Eis a interessante forma de pensar dos verborrágicos defensores da mitigação de pena a mulas e aviõezinhos.
Querem pegar o ‘bandidão’...mas só o ‘barão’...o ‘empresário do tráfico’...que além de estar encastelado e muitas vezes enfronhado nos meandros do poder (até o mais poliana dos seres sabe disso); entretanto, até que isso aconteça, permite-se que a ‘empresa criminosa’ continue seus negócios.
Volta-se a destacar - para manter ventilada a mente do crítico voraz - que não se olvida em momento algum a necessidade de sempre se trilhar a implantação de políticas sociais eficazes; entretanto, não há como se afastar totalmente medidas mais drásticas em variados casos, como o apresentado acima.
Ademais, se é certo que houve avanços com a mitigação da penalização com o advento dos chamados Juizados Especiais Criminais, também é certo que se perquirir uma tratativa amena com base na pena dos delitos postou os diversos bens jurídicos tutelados ‘num único balaio’, gerando enormes descontentamentos, principalmente perante a base mais desfavorecida da população.

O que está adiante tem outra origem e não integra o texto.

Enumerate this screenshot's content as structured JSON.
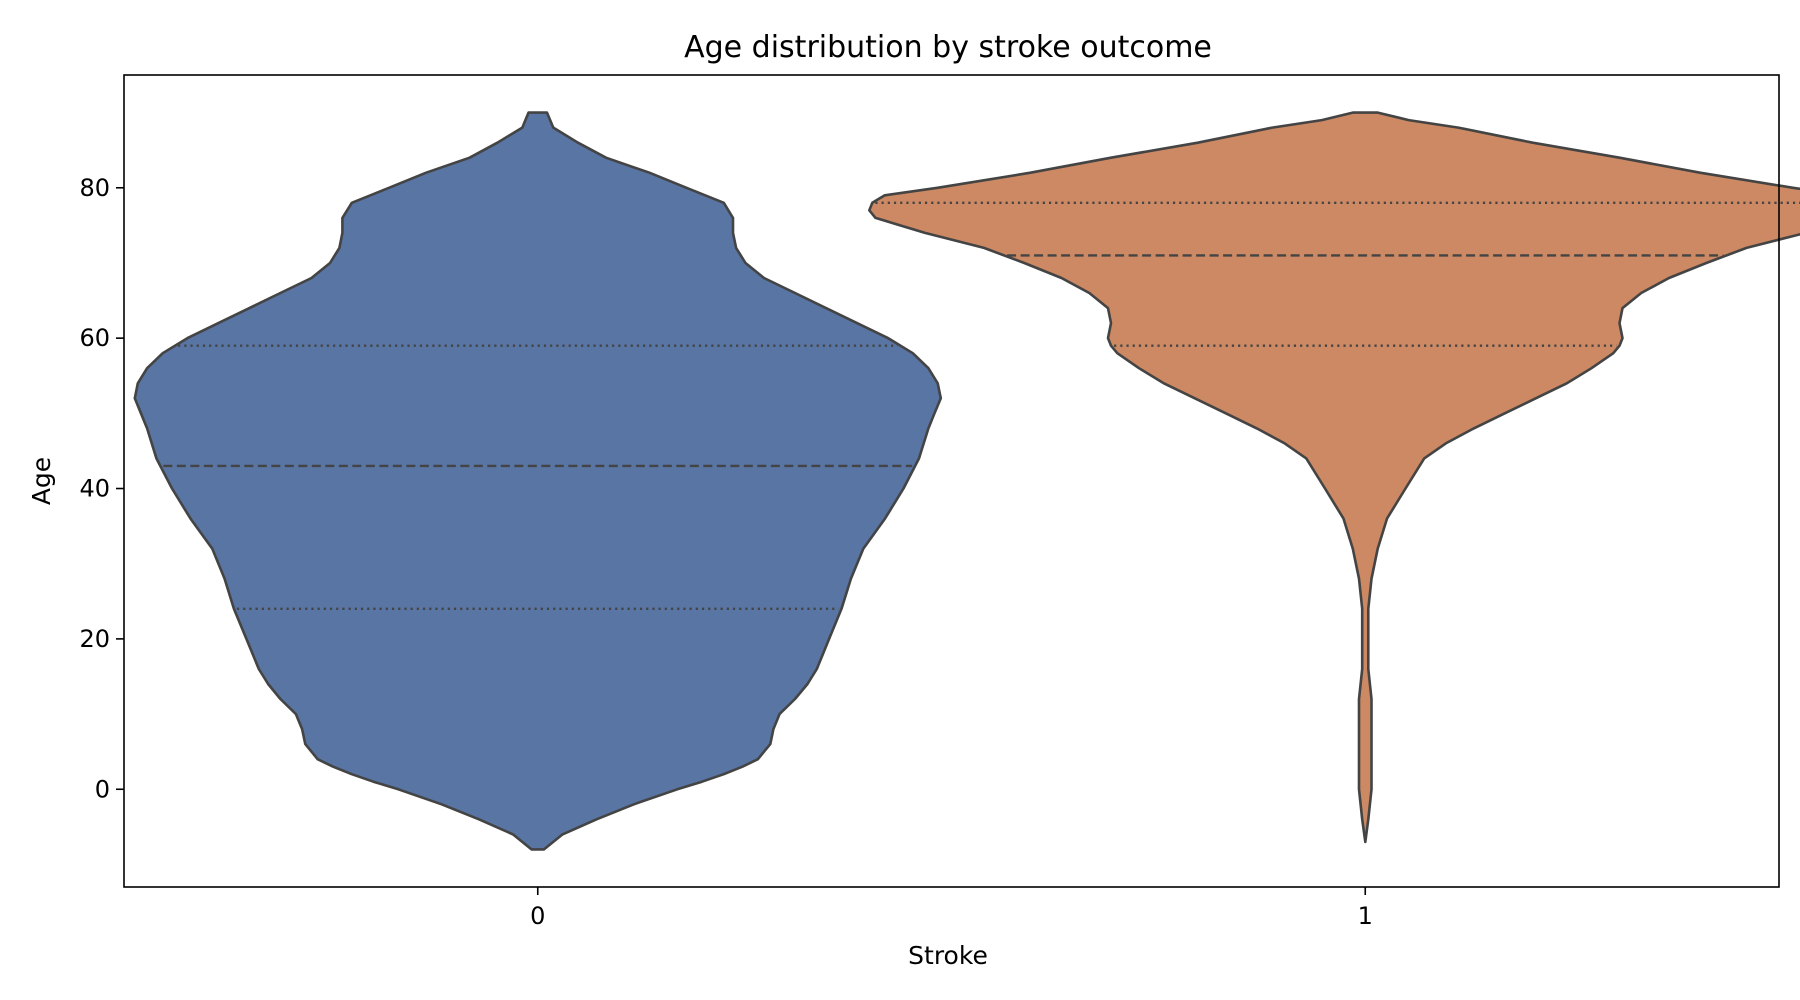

Comumente se diz que o direito penal visa ao pobre, já que somente a ele é que incide seus tentáculos e sanha repressiva. Ocorre que a maior parte dos delitos hoje abrangidos pela Lei 9.099/95 (Lei dos Juizados Especiais Criminais), os chamados ‘delitos de menor potencial ofensivo’, são justamente os que mais importunam, afetam e cotidianamente estão presentes frente à maior parcela da população.
São ameaças, violências domésticas, lesões corporais leves, dano ao patrimônio, abuso de autoridade (pasme...abuso de autoridade é de ‘pequeno potencial ofensivo!), as quais são diariamente subjugadas as vítimas da sociedade transgressora e que se deparam com medidas que longe estão de atender seus anseios ou suas ‘concepções de Justiça’ (não de vingança, caro crítico garantista tupiniquim!).

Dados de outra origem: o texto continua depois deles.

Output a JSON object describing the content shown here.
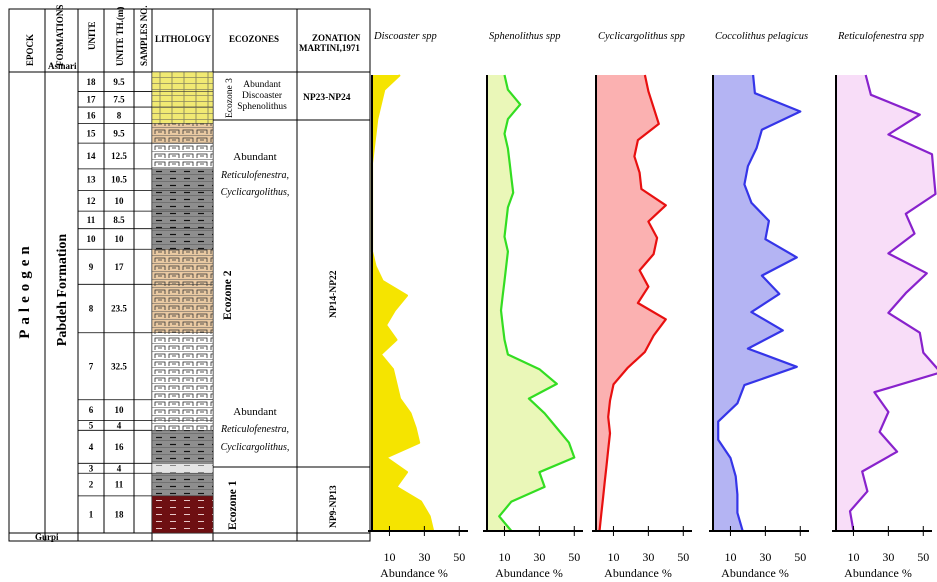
{
  "column_headers": {
    "epoch": "EPOCK",
    "formations": "FORMATIONS",
    "unite": "UNITE",
    "unite_th": "UNITE TH.(m)",
    "samples": "SAMPLES NO.",
    "lithology": "LITHOLOGY",
    "ecozones": "ECOZONES",
    "zonation_line1": "ZONATION",
    "zonation_line2": "MARTINI,1971"
  },
  "epoch_name": "Paleogen",
  "formation_names": {
    "top": "Asmari",
    "main": "Pabdeh Formation",
    "bottom": "Gurpi"
  },
  "units": [
    {
      "unit": "18",
      "th": "9.5",
      "litho": "yellow"
    },
    {
      "unit": "17",
      "th": "7.5",
      "litho": "yellow"
    },
    {
      "unit": "16",
      "th": "8",
      "litho": "yellow"
    },
    {
      "unit": "15",
      "th": "9.5",
      "litho": "tan"
    },
    {
      "unit": "14",
      "th": "12.5",
      "litho": "whitebrick"
    },
    {
      "unit": "13",
      "th": "10.5",
      "litho": "grey"
    },
    {
      "unit": "12",
      "th": "10",
      "litho": "grey"
    },
    {
      "unit": "11",
      "th": "8.5",
      "litho": "grey"
    },
    {
      "unit": "10",
      "th": "10",
      "litho": "grey"
    },
    {
      "unit": "9",
      "th": "17",
      "litho": "tan"
    },
    {
      "unit": "8",
      "th": "23.5",
      "litho": "tan"
    },
    {
      "unit": "7",
      "th": "32.5",
      "litho": "whitebrick"
    },
    {
      "unit": "6",
      "th": "10",
      "litho": "whitebrick"
    },
    {
      "unit": "5",
      "th": "4",
      "litho": "whitebrick"
    },
    {
      "unit": "4",
      "th": "16",
      "litho": "grey"
    },
    {
      "unit": "3",
      "th": "4",
      "litho": "lightgrey"
    },
    {
      "unit": "2",
      "th": "11",
      "litho": "grey"
    },
    {
      "unit": "1",
      "th": "18",
      "litho": "maroon"
    }
  ],
  "ecozones": {
    "ecozone3": {
      "label": "Ecozone 3",
      "lines": [
        "Abundant",
        "Discoaster",
        "Sphenolithus"
      ]
    },
    "ecozone2": {
      "label": "Ecozone 2",
      "upper_lines": [
        "Abundant",
        "Reticulofenestra,",
        "Cyclicargolithus,"
      ],
      "lower_lines": [
        "Abundant",
        "Reticulofenestra,",
        "Cyclicargolithus,"
      ]
    },
    "ecozone1": {
      "label": "Ecozone 1"
    }
  },
  "zonation": [
    "NP23-NP24",
    "NP14-NP22",
    "NP9-NP13"
  ],
  "chart_data": [
    {
      "type": "area",
      "title": "Discoaster spp",
      "xlabel": "Abundance %",
      "xticks": [
        10,
        30,
        50
      ],
      "xlim": [
        0,
        55
      ],
      "color": "#f5e400",
      "fill": "#f5e400",
      "depth_unit_order": "top_to_bottom",
      "values": [
        16,
        7,
        5,
        3,
        2,
        1,
        0,
        0,
        0,
        0,
        0,
        0,
        0,
        2,
        6,
        20,
        13,
        8,
        14,
        5,
        12,
        14,
        16,
        22,
        25,
        27,
        8,
        20,
        14,
        28,
        33,
        35
      ]
    },
    {
      "type": "area",
      "title": "Sphenolithus spp",
      "xlabel": "Abundance %",
      "xticks": [
        10,
        30,
        50
      ],
      "xlim": [
        0,
        55
      ],
      "color": "#33dd22",
      "fill": "#eaf7b8",
      "values": [
        10,
        12,
        19,
        12,
        10,
        12,
        13,
        14,
        15,
        12,
        11,
        10,
        12,
        11,
        10,
        9,
        8,
        9,
        10,
        12,
        30,
        40,
        24,
        33,
        40,
        47,
        50,
        30,
        33,
        14,
        7,
        14
      ]
    },
    {
      "type": "area",
      "title": "Cyclicargolithus spp",
      "xlabel": "Abundance %",
      "xticks": [
        10,
        30,
        50
      ],
      "xlim": [
        0,
        55
      ],
      "color": "#e81010",
      "fill": "#fbb1b1",
      "values": [
        28,
        30,
        33,
        36,
        24,
        22,
        25,
        26,
        40,
        30,
        35,
        33,
        25,
        30,
        24,
        40,
        33,
        28,
        18,
        10,
        8,
        7,
        8,
        7,
        6,
        5,
        4,
        3,
        2
      ]
    },
    {
      "type": "area",
      "title": "Coccolithus pelagicus",
      "xlabel": "Abundance %",
      "xticks": [
        10,
        30,
        50
      ],
      "xlim": [
        0,
        55
      ],
      "color": "#3535e8",
      "fill": "#b4b4f3",
      "values": [
        23,
        24,
        50,
        28,
        25,
        20,
        18,
        22,
        32,
        30,
        48,
        28,
        38,
        22,
        40,
        20,
        48,
        18,
        14,
        3,
        3,
        10,
        13,
        14,
        14,
        17
      ]
    },
    {
      "type": "area",
      "title": "Reticulofenestra spp",
      "xlabel": "Abundance %",
      "xticks": [
        10,
        30,
        50
      ],
      "xlim": [
        0,
        55
      ],
      "color": "#8822cc",
      "fill": "#f8ddf8",
      "values": [
        17,
        20,
        48,
        30,
        55,
        56,
        57,
        40,
        45,
        30,
        52,
        40,
        30,
        48,
        50,
        60,
        22,
        30,
        25,
        35,
        15,
        18,
        8,
        10
      ]
    }
  ]
}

A instituição da cesta básica, à míngua de estrutura adequada às chamadas penas restritivas de direito, aliada a inércia do executivo na implementação de meios, somada a burocrática lupa legalista do Judiciário para enfrentamento da omissão estatal, gera a busca de se tentar ‘fazer valer a lei ainda que por meios outros’, gerando isso tudo: banalização da responsabilização do transgressor, ridicularização do jus puniendi do Estado, descrédito das leis e normas vigentes, sentimento de impunidade e possibilidade de transgressão, transvalorização de valores e aumento da criminalidade.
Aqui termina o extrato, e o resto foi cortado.